Numa perspectiva mais formal, a audiência pública é vocacionada a propiciar a participação da sociedade civil, de órgãos e de entidades públicas no debate acerca de certo problema que esteja afetando quaisquer direitos coletivos, compreendidos estes na sua acepção ampla. Seu intuito é claro: corrigir este estado de coisas a partir do compromisso entre as partes envolvidas.

Essa participação somente poderá ser alcançada com o adimplemento das condições postas na Resolução nº 82 do Conselho Nacional do Ministério Público, tais como: período mínimo entre publicação do edital de convocação e a realização do ato; descrição precisa do objeto; organização do andamento dos trabalhos e da exposição dos participantes; confecção de relatório final apontado o encaminhamento a ser dado pelo órgão do Ministério Público a partir dos elementos lá colhidos.
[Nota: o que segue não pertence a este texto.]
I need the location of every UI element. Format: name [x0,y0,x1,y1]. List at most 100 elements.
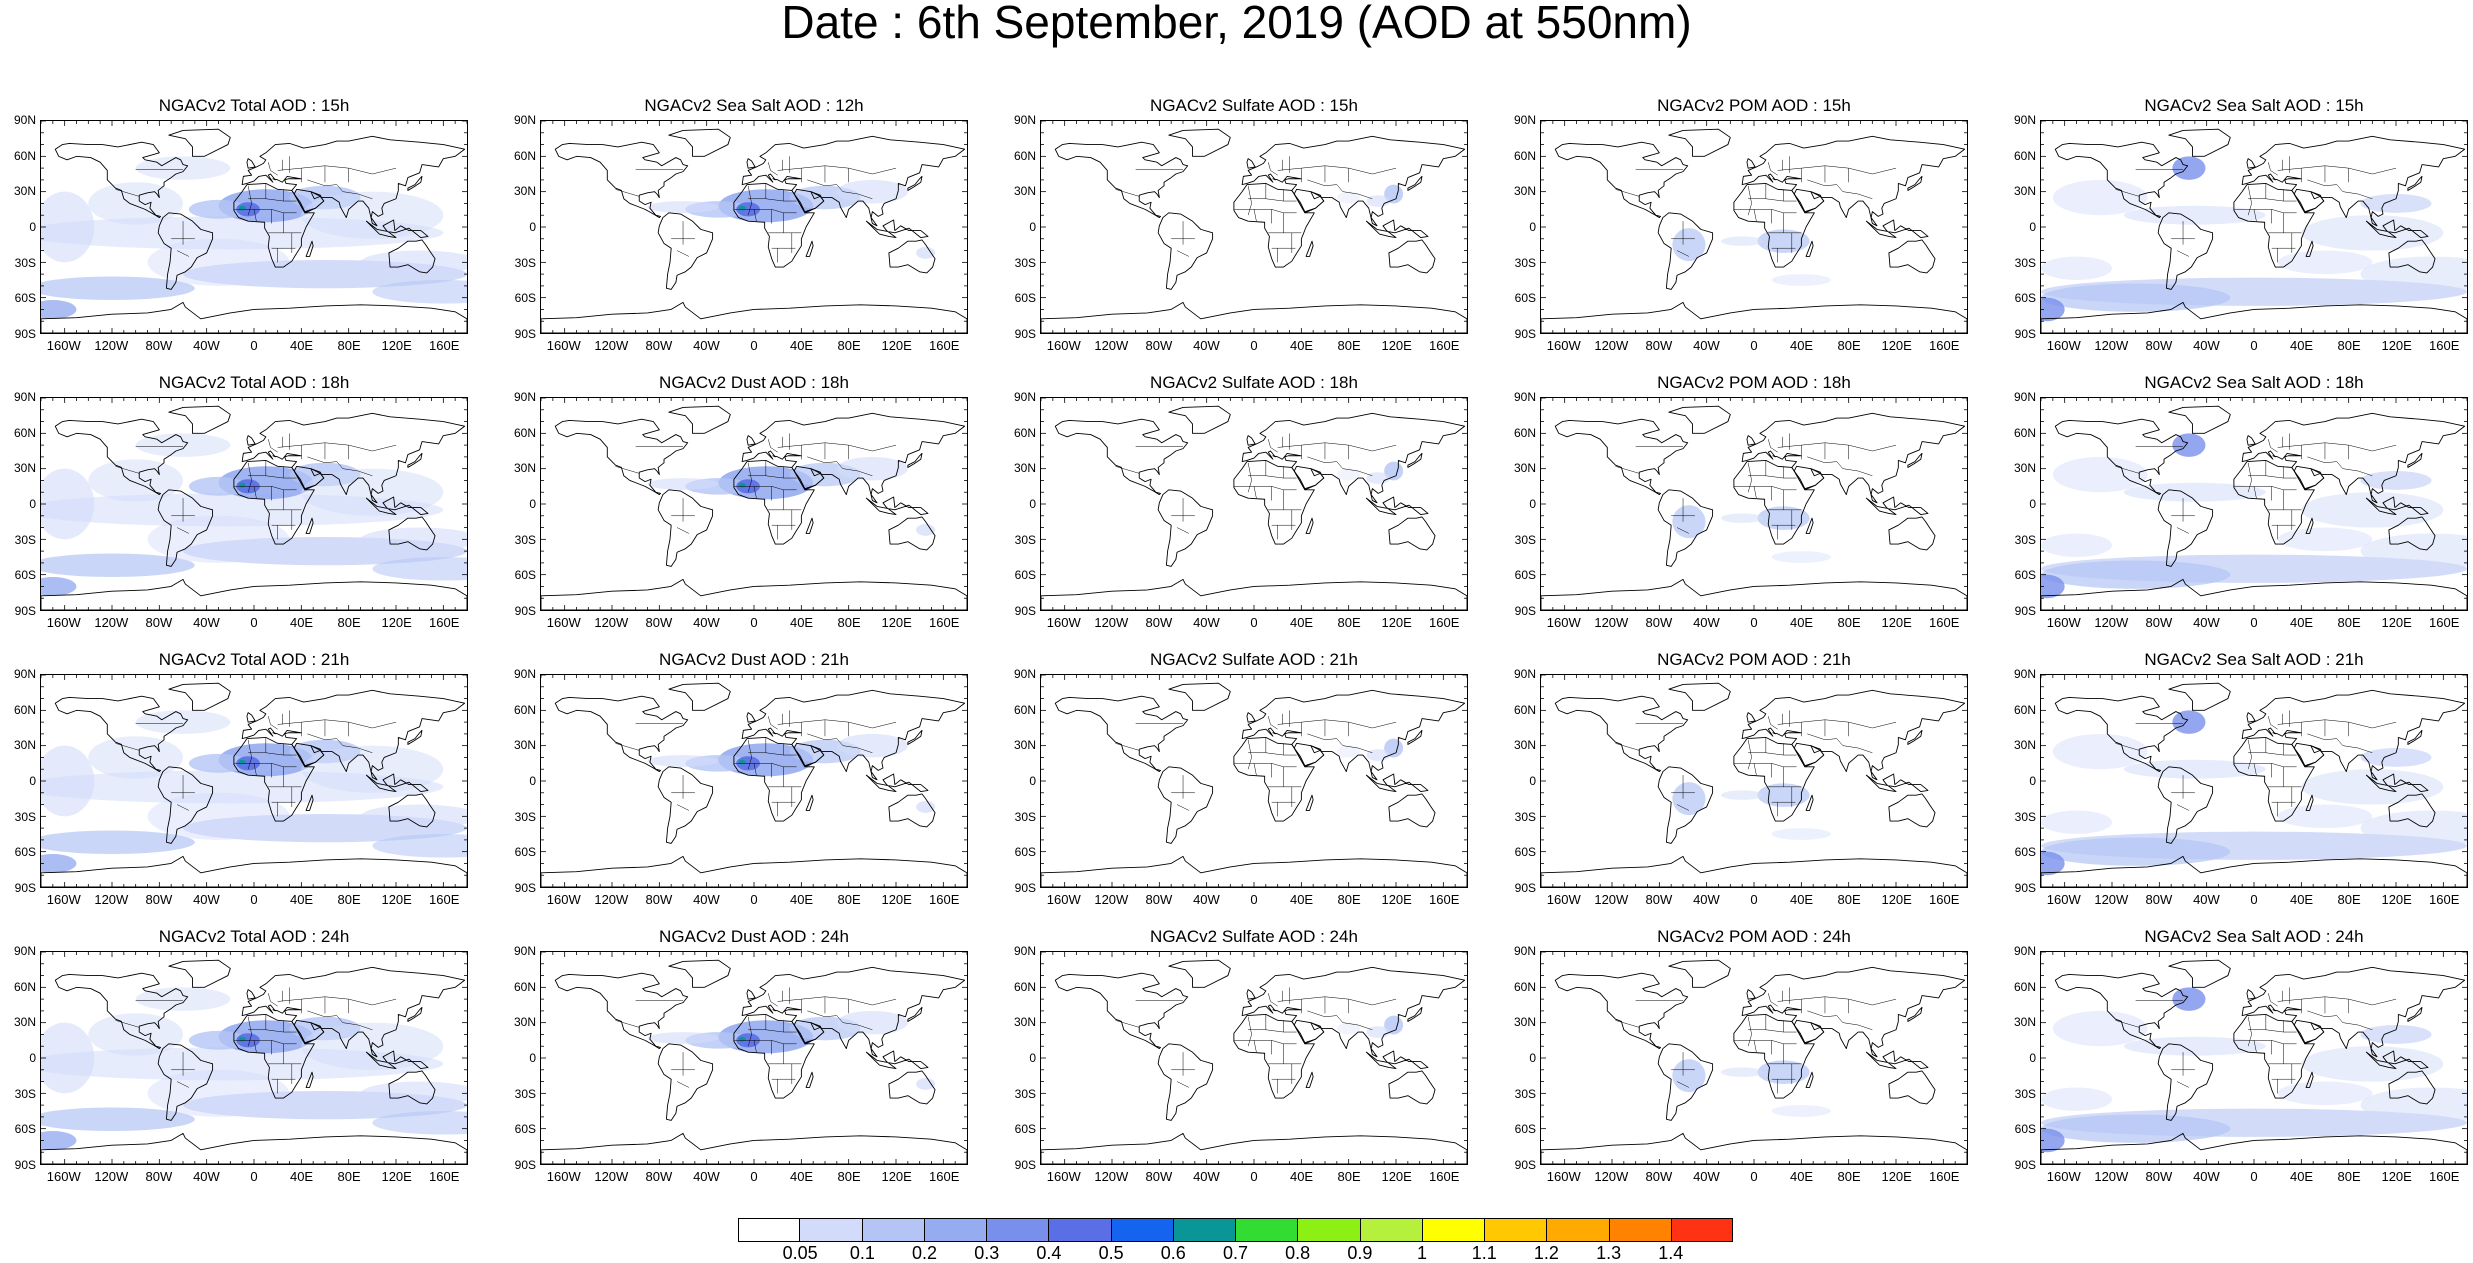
coastline-greenland [668,959,731,988]
lon-label: 80E [2337,338,2361,353]
aod-blob [647,1032,719,1044]
country-border [807,456,873,477]
aod-blob [1336,191,1361,204]
country-border [2115,743,2140,751]
lon-label: 40W [693,892,720,907]
lon-label: 80E [1337,615,1361,630]
map-panel: NGACv2 Total AOD : 24h 90N 60N 30N 0 30S 60S 90… [2,927,478,1187]
colorbar-swatch [1422,1218,1485,1242]
coastline-eurasia [741,412,966,504]
coastline-antarctica [1041,855,1467,887]
coastline-uk [1746,989,1756,1000]
lon-label: 40E [289,1169,314,1184]
world-map [2041,952,2467,1164]
map-panel: NGACv2 Sea Salt AOD : 18h 90N 60N 30N 0 30S 60… [2002,373,2473,633]
lat-label: 90S [1014,327,1036,341]
lon-label: 0 [750,338,758,353]
country-border [2253,209,2257,222]
aod-blob [372,1111,467,1135]
lon-label: 80E [837,615,861,630]
lon-label: 80E [1837,1169,1861,1184]
coastline-japan [1907,729,1923,745]
coastline-madagascar [1805,240,1814,257]
lat-label: 60S [2014,845,2036,860]
coastline-arabia-link [1293,742,1325,768]
lon-label: 160E [2429,338,2460,353]
country-border [1733,763,1797,768]
map-panel: NGACv2 Total AOD : 18h 90N 60N 30N 0 30S 60S 90… [2,373,478,633]
lat-label: 90N [2013,944,2036,958]
lat-label: 90S [514,604,536,618]
country-border [267,162,278,176]
lon-label: 40E [1289,615,1314,630]
aod-blob [238,205,246,211]
country-border [1777,165,1897,175]
world-map [1541,398,1967,610]
coastline-indonesia [1865,1050,1929,1070]
aod-blob [147,238,290,286]
aod-blob [135,710,231,734]
country-border [748,475,797,479]
colorbar-label: 0.05 [782,1243,818,1263]
lon-label: 120E [1381,1169,1412,1184]
coastline-madagascar [305,794,314,811]
lat-label: 90N [513,390,536,404]
country-border [747,739,752,770]
map-frame [540,674,968,888]
lon-label: 120W [1094,338,1129,353]
lon-label: 120W [94,338,129,353]
coastline-australia [888,239,936,274]
lat-label: 30S [14,809,36,824]
lat-label: 90S [514,327,536,341]
lon-label: 80W [645,1169,673,1184]
country-border [1176,527,1190,534]
lat-label: 90S [14,327,36,341]
coastline-antarctica [541,1132,967,1164]
coastline-indonesia [365,1050,429,1070]
coastline-eurasia [741,689,966,781]
lat-label: 30S [1514,255,1536,270]
coastline-japan [907,729,923,745]
colorbar-label: 0.2 [912,1243,938,1263]
coastline-japan [1407,729,1423,745]
coastline-africa [2233,736,2315,822]
lat-label: 30S [2014,532,2036,547]
country-border [1253,209,1257,222]
lat-label: 30N [1513,1015,1536,1030]
coastline-indonesia [865,1050,929,1070]
lat-label: 30S [2014,255,2036,270]
lat-label: 30N [513,738,536,753]
country-border [233,763,297,768]
coastline-madagascar [305,517,314,534]
country-border [767,162,778,176]
lon-label: 160W [1546,338,1581,353]
country-border [307,1010,373,1031]
coastline-greenland [168,959,231,988]
coastline-eurasia [1741,135,1966,227]
country-border [2248,752,2297,756]
country-border [1807,733,1873,754]
lat-label: 90S [1514,881,1536,895]
coastline-indonesia [365,496,429,516]
country-border [307,179,373,200]
lat-label: 90S [2014,327,2036,341]
lon-label: 160E [2429,1169,2460,1184]
coastline-north-america [1554,695,1689,773]
aod-blob [2052,733,2148,770]
lat-label: 60S [514,568,536,583]
aod-field [1336,738,1404,761]
panel-title: NGACv2 Sulfate AOD : 15h [1150,96,1358,115]
map-frame [1540,951,1968,1165]
lon-label: 160E [1429,1169,1460,1184]
colorbar-swatch [862,1218,925,1242]
coastline-greenland [1168,682,1231,711]
lat-label: 0 [529,497,536,511]
country-border [1277,442,1397,452]
lon-label: 120E [381,615,412,630]
world-map [541,398,967,610]
lat-label: 90N [2013,667,2036,681]
coastline-north-america [1054,141,1189,219]
coastline-north-america [1054,695,1189,773]
lat-label: 30S [514,255,536,270]
country-border [115,189,140,197]
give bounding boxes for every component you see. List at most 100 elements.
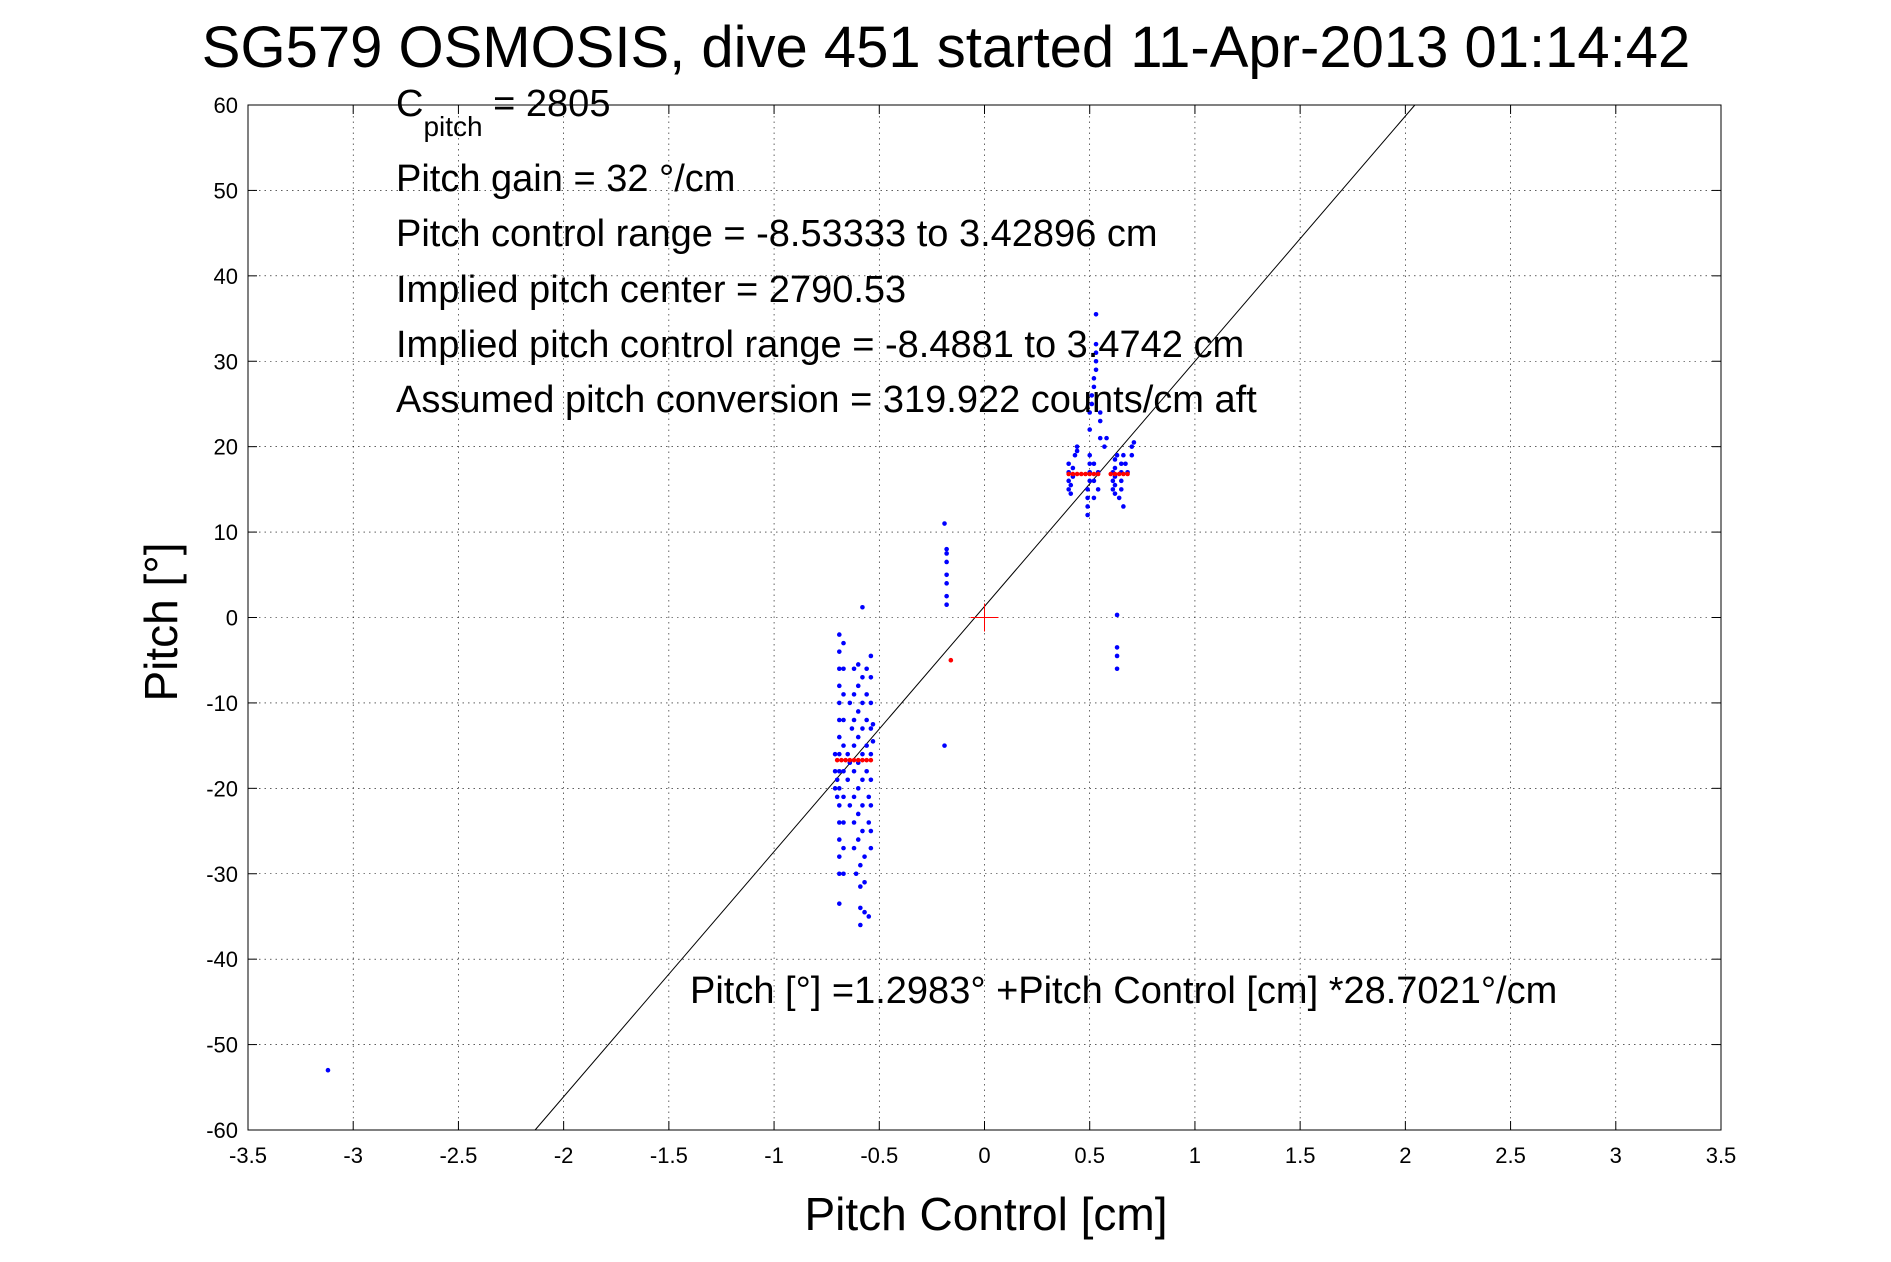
observed-point: [845, 777, 851, 783]
observed-point: [868, 803, 874, 808]
x-tick-label: -2.5: [439, 1143, 477, 1168]
observed-point: [870, 739, 876, 744]
observed-point: [1121, 452, 1126, 458]
observed-point: [1093, 367, 1099, 373]
x-tick-label: 1.5: [1285, 1143, 1316, 1168]
observed-point: [864, 717, 869, 723]
y-tick-marks: [248, 104, 1721, 1131]
y-axis-title: Pitch [°]: [135, 542, 187, 701]
binned-point: [847, 757, 853, 763]
observed-point: [866, 820, 872, 825]
observed-point: [837, 768, 842, 774]
observed-point: [847, 803, 853, 808]
observed-point: [1097, 418, 1103, 424]
observed-point: [1129, 444, 1135, 449]
observed-point: [1093, 311, 1099, 317]
observed-point: [1070, 465, 1076, 471]
x-tick-label: 0: [978, 1143, 990, 1168]
observed-point: [849, 726, 855, 731]
binned-point: [839, 757, 844, 763]
pitch-control-range-annotation: Pitch control range = -8.53333 to 3.4289…: [396, 213, 1158, 255]
observed-point: [944, 572, 949, 578]
y-tick-label: 60: [214, 93, 238, 118]
x-tick-label: 2: [1399, 1143, 1411, 1168]
observed-point: [1087, 452, 1093, 458]
observed-point: [1097, 410, 1103, 415]
observed-point: [837, 901, 842, 906]
observed-point: [837, 854, 842, 859]
observed-point: [858, 862, 863, 868]
observed-point: [832, 786, 838, 791]
observed-point: [853, 871, 859, 877]
observed-point: [832, 751, 838, 757]
observed-point: [855, 662, 861, 667]
x-tick-label: -2: [554, 1143, 574, 1168]
observed-point: [837, 803, 842, 808]
x-tick-label: -1.5: [650, 1143, 688, 1168]
observed-point: [1085, 512, 1090, 518]
observed-point: [841, 743, 846, 748]
observed-point: [858, 884, 863, 889]
observed-point: [860, 700, 865, 706]
binned-point: [948, 657, 954, 663]
observed-point: [944, 546, 949, 552]
observed-point: [1085, 504, 1090, 509]
binned-point: [1108, 471, 1114, 477]
observed-point: [868, 751, 874, 757]
c-pitch-symbol: C: [396, 83, 423, 125]
observed-point: [944, 551, 949, 556]
binned-point: [1083, 471, 1088, 477]
observed-point: [1112, 457, 1118, 462]
observed-point: [864, 692, 869, 697]
binned-points-series: [834, 471, 1130, 763]
observed-point: [860, 803, 865, 808]
observed-point: [1068, 482, 1074, 488]
observed-point: [868, 828, 874, 834]
binned-point: [1112, 471, 1118, 477]
observed-point: [1114, 666, 1120, 672]
observed-point: [860, 726, 865, 731]
y-tick-label: -60: [206, 1118, 238, 1143]
observed-point: [1091, 495, 1097, 501]
observed-point: [855, 786, 861, 791]
observed-point: [855, 734, 861, 740]
observed-point: [1118, 478, 1124, 484]
observed-point: [1114, 645, 1120, 650]
binned-point: [1070, 471, 1076, 477]
observed-point: [868, 700, 874, 706]
y-tick-label: 40: [214, 264, 238, 289]
observed-point: [942, 743, 947, 748]
observed-point: [862, 909, 867, 915]
binned-point: [834, 757, 840, 763]
parameter-annotations: Cpitch = 2805 Pitch gain = 32 °/cm Pitch…: [396, 83, 1257, 421]
x-tick-label: -1: [764, 1143, 784, 1168]
observed-point: [944, 581, 949, 586]
observed-point: [1110, 478, 1116, 484]
observed-point: [1093, 358, 1099, 364]
x-axis-title: Pitch Control [cm]: [805, 1188, 1168, 1240]
observed-point: [944, 593, 949, 599]
observed-point: [860, 604, 865, 610]
observed-point: [870, 721, 876, 727]
y-tick-label: -30: [206, 862, 238, 887]
observed-point: [1093, 350, 1099, 356]
observed-point: [837, 751, 842, 757]
observed-point: [1112, 491, 1118, 496]
observed-point: [1112, 465, 1118, 471]
observed-point: [1091, 384, 1097, 390]
observed-point: [847, 700, 853, 706]
observed-point: [868, 674, 874, 680]
observed-point: [837, 649, 842, 654]
observed-point: [868, 726, 874, 731]
observed-point: [858, 905, 863, 911]
observed-point: [1131, 440, 1137, 445]
pitch-gain-annotation: Pitch gain = 32 °/cm: [396, 158, 735, 200]
observed-point: [1089, 393, 1095, 398]
observed-point: [837, 683, 842, 689]
observed-point: [851, 717, 857, 723]
observed-point: [841, 717, 846, 723]
y-tick-label: -20: [206, 776, 238, 801]
observed-point: [1123, 461, 1128, 467]
observed-point: [1068, 491, 1074, 496]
Muito mais que a garantia do direito de participação, no entanto, a audiência pública deve visar à solução da violação concreta aos direitos fundamentais. Uma afronta maciça ao meio ambiente, por exemplo, merece ampla discussão com a sociedade para, a partir da busca de consensos, garantir-se da melhor maneira possível a proteção ao meio ambiente equilibrado para as presentes e futuras gerações.

Logo quando cheguei ao Rio Grande do Norte, percebi que uma das principais questões ambientais envolvendo o interior do Estado dizia respeito às graves pendências ambientais em torno do setor de produção de sal. Mossoró, por exemplo, não tem a alcunha de “terra do sal” por acaso: o litoral do Rio Grande do Norte é responsável pela produção de cerca de 95% do sal consumido em todo o País.[1]

Qual não foi minha surpresa, então, quando percebi que parte desses empreendimentos centenários funcionavam sem licença ambiental ou ocupavam área de preservação permanente (APP), como, por exemplo, áreas que antes correspondiam a manguezais. Como sou daqueles que acha que não há direito adquirido a poluir, logo pensei que alguma solução merecia ser adotada.

Nessa perspectiva, uni esforços com os colegas Vitor Manoel Mariz e Fernando Rocha para uma atuação conjunta entre as PRM´s Assu e Mossoró, cuja área de atuação alberga praticamente todas as salinas do Estado. Nossa primeira ideia foi a realização de audiência pública, a fim de que o debate amplo com todas as salinas interessadas em participar pudesse contribuir para a solução de tais ilícitos ambientais.

O Ministério Público Federal não é cego: é claro que a envergadura de tais empreendimentos alcança uma magnitude econômica e social igualmente importantes à seara ambiental. Nesse sentido, seria irresponsável pensar na imediata desocupação das faixas de APP ou no simples embargo dos estabelecimentos. Até mesmo sob a perspectiva ambiental esta última medida não se justificaria, ante o risco de poluição que o próprio sal armazenado poderia causar ao ecossistema circundante.

No entanto, há espaço para o debate e consenso em torno das seguintes questões: 1) realização de projetos de recuperação de área degradada, por parte das empresas, para se aferir se é possível recuperar as faixas de APP por elas ocupadas; 2) assinatura de Termo de Ajustamento de Conduta para desocupação gradual, em tempo razoável, dessas faixas cuja regeneração ainda se encontra tecnicamente viável; 3) necessidade de obtenção da respectiva licença ambiental para funcionamento.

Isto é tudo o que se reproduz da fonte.